Может, я прибыла в конечную точку? Но если так, то почему чувство полёта и головокружение не исчезли?
Я попробовала пошевелиться, и — о, чудо — мне это удалось.
Рядом послышался стон, а затем — свистящий, полный боли выдох.
Мне стало тревожно. Что за существо издаёт такие звуки неподалёку и почему?
Если это и есть рай, то какой-то он странный. Нужно открыть глаза и всё прояснить.
Я ещё раз пошевелилась. Было почему-то тяжело, неприятно и больно. Но в случае своей смерти я бы не чувствовала физической боли, ведь она — удел биологической жизни. А это означало одно: я жива.
Я приоткрыла глаза, и в них с силой ударил свет. Несколько секунд мне понадобилось, чтобы привыкнуть к столь яркому освещению. Совсем близко послышался ещё один стон — более громкий, чем предыдущий, полный беспомощного ужаса, он въедался под кожу чёрным кислотным ядом, вызывая пронизывающий до костей жуткий холод.
Где я?
Сверху белел потолок. Обычный, шероховатый. Вокруг раздавалось гудение, подобное рою пчёл — а может, это кровь гудела у меня в ушах. Пахло какой-то хлоркой.
Стон повторился. И я вдруг с изумлением обнаружила, что исходит он от меня. Вздохнув, я нервно облизала пересохшие губы. На ощупь они были потресканными.
Руки нащупали под собой ткань. Одеяло? Простынь? Я судорожно попыталась привстать, но потерпела неудачу, и моя голова бессильно упала на… определённо, подушку.
Что за чёрт? Я что, в больнице?
Последнее слово мгновенно запустило в голове цепочку реакций, и в памяти всплыло лицо Химика — красивое, нагло ухмыляющееся лицо Михаила Филина, вколовшего мне седативный препарат.
Паника ворвалась в моё тело, придав ему дополнительные силы, и я вновь решила подняться, на сей раз более медленно. Отодвинулась вместе с подушкой к краю кровати и, облокотившись на неё, посмотрела вперёд. Прямо напротив меня в белой стене была выделана такого же цвета дверь. Над ней висело электронное табло, на котором зелёным светом в два ряда высвечивались цифры. На верхнему ряду стояло 22.07, а на нижнем — 16:09. Это же дата и время! Значит, с момента моего усыпления Филиным прошло около шести часов.
Но если он не убил меня, то это означало только…
Холод прокатился от ног до самого горла.
Нет, нет, нет, нет, мы же видели их палаты, они не такие, они не так выглядели, этого не может быть…

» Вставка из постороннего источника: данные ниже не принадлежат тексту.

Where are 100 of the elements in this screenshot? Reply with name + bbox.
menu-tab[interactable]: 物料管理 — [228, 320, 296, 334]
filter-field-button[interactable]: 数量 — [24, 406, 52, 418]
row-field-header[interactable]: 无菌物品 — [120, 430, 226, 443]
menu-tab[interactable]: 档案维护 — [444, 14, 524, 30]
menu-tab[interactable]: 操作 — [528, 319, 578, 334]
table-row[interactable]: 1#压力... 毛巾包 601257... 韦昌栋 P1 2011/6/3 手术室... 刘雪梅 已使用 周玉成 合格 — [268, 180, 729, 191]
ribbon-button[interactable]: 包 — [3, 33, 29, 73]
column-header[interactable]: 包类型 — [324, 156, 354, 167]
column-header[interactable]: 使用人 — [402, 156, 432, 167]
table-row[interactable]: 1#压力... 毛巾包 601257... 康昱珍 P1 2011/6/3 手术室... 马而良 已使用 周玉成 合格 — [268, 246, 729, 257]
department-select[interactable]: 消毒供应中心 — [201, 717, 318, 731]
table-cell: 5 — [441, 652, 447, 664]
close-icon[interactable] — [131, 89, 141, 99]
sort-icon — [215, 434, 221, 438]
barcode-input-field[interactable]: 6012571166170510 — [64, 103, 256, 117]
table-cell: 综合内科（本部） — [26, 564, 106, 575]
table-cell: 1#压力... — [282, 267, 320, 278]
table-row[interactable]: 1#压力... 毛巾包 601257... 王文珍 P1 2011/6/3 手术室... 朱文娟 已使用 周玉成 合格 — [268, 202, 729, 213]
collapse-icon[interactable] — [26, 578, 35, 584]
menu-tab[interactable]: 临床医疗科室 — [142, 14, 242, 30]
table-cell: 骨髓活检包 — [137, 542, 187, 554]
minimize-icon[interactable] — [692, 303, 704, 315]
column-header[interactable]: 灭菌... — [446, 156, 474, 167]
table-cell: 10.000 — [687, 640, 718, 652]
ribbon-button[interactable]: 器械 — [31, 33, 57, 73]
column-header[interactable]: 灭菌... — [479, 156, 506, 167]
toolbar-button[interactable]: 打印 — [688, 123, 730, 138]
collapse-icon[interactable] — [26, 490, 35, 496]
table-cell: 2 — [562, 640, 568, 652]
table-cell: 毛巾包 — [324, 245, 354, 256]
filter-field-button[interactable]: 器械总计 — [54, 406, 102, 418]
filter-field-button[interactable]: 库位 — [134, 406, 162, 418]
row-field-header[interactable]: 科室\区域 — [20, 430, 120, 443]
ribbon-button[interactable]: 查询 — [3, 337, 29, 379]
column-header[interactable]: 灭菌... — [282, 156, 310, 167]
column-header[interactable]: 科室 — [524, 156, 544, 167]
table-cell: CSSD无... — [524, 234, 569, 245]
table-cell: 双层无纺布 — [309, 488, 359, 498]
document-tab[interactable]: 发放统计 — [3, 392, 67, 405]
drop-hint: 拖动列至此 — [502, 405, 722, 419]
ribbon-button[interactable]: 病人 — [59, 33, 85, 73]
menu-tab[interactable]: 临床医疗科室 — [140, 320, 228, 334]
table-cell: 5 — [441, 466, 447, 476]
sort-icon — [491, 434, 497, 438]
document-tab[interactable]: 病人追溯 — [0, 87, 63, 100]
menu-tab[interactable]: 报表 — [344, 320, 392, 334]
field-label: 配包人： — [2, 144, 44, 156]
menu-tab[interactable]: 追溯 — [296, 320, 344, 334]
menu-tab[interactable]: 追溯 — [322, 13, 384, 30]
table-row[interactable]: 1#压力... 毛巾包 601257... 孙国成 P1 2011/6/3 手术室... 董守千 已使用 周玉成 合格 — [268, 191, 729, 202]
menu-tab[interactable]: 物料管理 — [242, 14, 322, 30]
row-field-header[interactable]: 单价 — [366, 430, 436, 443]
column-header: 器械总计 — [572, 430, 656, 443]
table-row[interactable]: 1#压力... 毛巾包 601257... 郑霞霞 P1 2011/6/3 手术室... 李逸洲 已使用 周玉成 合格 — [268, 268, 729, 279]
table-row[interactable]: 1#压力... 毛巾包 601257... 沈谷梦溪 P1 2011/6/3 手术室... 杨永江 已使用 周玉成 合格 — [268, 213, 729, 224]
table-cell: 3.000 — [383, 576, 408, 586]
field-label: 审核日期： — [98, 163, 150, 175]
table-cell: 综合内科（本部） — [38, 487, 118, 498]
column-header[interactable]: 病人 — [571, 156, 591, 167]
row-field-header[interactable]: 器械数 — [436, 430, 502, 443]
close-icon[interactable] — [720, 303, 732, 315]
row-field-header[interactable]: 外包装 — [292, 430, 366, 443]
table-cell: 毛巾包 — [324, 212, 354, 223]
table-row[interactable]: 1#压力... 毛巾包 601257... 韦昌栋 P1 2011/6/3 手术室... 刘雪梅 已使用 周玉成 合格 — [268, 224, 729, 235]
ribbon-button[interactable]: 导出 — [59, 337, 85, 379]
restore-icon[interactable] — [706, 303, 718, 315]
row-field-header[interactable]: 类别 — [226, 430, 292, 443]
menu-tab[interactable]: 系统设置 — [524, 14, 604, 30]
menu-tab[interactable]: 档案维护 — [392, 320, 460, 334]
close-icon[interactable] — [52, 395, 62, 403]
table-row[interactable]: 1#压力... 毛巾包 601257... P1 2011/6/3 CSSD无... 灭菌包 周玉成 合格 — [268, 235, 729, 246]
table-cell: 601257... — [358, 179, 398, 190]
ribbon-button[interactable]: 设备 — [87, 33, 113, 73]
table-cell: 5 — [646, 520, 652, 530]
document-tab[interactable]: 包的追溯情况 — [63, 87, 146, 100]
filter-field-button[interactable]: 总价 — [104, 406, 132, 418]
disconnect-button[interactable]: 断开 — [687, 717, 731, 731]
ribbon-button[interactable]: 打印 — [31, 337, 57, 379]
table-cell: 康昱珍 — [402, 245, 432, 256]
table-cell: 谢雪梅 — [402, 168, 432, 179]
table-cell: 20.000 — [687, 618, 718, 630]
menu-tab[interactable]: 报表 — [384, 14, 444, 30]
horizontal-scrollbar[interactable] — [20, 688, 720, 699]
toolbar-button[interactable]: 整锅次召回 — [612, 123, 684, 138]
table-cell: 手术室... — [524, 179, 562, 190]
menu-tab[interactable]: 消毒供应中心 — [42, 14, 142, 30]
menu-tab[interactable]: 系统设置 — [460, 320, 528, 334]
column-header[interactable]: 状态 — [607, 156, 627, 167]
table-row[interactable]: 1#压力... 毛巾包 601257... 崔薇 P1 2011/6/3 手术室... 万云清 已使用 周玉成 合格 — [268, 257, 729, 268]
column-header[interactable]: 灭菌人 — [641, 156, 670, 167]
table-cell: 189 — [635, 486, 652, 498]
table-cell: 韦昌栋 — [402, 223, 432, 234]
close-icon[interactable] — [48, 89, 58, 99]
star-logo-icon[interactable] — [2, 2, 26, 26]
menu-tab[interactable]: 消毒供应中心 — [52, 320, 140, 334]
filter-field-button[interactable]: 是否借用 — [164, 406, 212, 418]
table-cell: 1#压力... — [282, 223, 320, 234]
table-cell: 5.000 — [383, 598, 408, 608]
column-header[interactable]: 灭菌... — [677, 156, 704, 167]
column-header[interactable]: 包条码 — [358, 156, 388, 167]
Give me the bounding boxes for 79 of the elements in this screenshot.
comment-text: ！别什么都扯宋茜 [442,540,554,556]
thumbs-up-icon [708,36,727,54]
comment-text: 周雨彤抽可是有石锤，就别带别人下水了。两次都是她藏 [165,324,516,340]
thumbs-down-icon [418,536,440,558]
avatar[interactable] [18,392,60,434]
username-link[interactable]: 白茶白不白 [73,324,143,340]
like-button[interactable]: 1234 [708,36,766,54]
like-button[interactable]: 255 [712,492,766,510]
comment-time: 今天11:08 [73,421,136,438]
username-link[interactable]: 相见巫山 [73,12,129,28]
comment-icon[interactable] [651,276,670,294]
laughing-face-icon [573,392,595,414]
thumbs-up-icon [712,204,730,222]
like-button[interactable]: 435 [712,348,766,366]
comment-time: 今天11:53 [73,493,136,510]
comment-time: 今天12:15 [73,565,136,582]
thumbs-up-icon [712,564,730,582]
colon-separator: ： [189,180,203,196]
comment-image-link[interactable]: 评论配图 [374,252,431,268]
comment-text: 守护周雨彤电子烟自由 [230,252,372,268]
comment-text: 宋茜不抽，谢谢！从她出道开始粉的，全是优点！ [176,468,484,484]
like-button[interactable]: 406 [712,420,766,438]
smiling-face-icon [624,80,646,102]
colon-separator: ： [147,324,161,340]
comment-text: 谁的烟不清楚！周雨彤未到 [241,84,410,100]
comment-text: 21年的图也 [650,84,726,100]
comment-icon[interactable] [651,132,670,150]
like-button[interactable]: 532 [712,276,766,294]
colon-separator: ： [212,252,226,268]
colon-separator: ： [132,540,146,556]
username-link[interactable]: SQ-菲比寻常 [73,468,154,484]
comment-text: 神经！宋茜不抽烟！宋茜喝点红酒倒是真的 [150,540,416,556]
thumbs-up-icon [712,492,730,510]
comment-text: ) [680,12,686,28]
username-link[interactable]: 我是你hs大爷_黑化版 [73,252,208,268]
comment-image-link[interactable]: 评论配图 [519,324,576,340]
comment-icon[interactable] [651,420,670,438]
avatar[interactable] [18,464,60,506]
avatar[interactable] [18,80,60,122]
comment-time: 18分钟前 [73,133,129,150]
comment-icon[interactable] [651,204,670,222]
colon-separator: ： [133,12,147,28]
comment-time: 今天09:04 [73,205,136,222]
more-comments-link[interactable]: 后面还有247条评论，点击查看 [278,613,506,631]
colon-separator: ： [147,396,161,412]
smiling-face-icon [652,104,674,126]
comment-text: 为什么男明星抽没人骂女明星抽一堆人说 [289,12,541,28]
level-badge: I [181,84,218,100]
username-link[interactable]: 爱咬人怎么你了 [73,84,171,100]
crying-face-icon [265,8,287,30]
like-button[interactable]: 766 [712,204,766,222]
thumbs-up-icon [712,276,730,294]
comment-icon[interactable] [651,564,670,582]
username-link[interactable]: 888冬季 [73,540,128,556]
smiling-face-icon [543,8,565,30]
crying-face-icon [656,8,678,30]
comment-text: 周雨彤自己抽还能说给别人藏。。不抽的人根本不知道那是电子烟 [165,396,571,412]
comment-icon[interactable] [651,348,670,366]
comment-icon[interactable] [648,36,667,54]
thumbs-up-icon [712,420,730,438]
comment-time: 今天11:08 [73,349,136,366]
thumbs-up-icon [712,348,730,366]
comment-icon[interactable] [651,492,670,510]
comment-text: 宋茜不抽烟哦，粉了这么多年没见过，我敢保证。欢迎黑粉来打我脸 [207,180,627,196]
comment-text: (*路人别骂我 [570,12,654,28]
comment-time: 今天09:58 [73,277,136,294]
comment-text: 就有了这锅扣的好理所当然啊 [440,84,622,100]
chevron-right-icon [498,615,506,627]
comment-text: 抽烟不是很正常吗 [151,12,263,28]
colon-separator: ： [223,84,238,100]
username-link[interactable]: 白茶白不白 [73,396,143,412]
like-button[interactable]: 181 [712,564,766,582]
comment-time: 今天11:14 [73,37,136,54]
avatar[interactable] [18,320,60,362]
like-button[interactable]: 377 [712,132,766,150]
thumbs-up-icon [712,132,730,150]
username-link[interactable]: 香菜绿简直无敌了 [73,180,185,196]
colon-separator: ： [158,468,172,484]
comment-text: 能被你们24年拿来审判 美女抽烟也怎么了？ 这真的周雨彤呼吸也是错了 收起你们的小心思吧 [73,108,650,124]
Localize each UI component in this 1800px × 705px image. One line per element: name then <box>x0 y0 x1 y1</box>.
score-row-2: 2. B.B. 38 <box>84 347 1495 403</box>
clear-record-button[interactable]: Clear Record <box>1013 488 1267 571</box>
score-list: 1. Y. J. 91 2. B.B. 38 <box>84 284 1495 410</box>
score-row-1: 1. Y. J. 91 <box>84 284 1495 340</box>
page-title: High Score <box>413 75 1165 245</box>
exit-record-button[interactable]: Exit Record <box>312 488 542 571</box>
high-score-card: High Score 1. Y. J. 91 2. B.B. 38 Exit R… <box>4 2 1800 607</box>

На мгновение стало нечем дышать. Страх ширился во мне, выталкивая из лёгких кислород. В глазах опять потемнело. Еле как я справилась с приступом дурноты, затем начала шевелить руками и ногами. К огромному облегчению они не были связаны. Но ужас неумолимо гнал вперёд, требуя встать и убежать. Не без тяжести я перекатилась на бок и, держась за край постели, устланной белоснежным одеялом, соскользнула на пол. Вышло не так плавно, как хотелось бы: не устояв на ногах, я упала, увлекая за собой постельные принадлежности, и сильно ударилась правым бедром и коленом о твёрдый пол. Боль звоном отозвалась во вновь заходившей кругом голове. С громким стоном я опёрлась руками в холодные белые кафельные плиты пола и вдруг заметила ужасное — на безымянном пальце правой руки отсутствовало обручальное кольцо. О нём напоминал один лишь впечатанный след на коже. Глубоко внутри заплескалась горечь. Зачем у меня отняли его?
Я села и тупо уставилась вперёд. Передо мной возвышалась белая пластиковая тумбочка без ящиков, на которой стоял выключенный кардиомонитор с отходящими от него чёрными проводами. Над ним возвышались горизонтальные перекладины штатива с кольцами для капельниц. Обстановка явно не предвещала ничего хорошего. Дрожа всем телом, я снова повернулась к кровати, с которой неудачно слезла, и начала хвататься трясущимися ладонями за её белые пластиковые части, пытаясь подняться. Удалось мне это после ещё двух падений. И вовремя — тошнота сделалась такой сильной, что пришлось опять лечь. Перед этим мой мозг мельком зафиксировал обстановку другой части непонятной палаты-комнаты: белая стена с отгороженным кафелем углом-закутком, куда вёл голый проём.
Через минуту, две или пять я-таки села в кровати. Голова нещадно раскалывалась. Тело пробирал пот. Только сейчас я увидела, что на мне по-прежнему мои майка и шорты. Ноги были босыми — домашние тапочки похититель захватить не потрудился. Что ж, меня хотя бы не раздевали, и это уже хорошо.
Я перевела взгляд наверх двери. Теперь на табло высвечивалось время 16:25.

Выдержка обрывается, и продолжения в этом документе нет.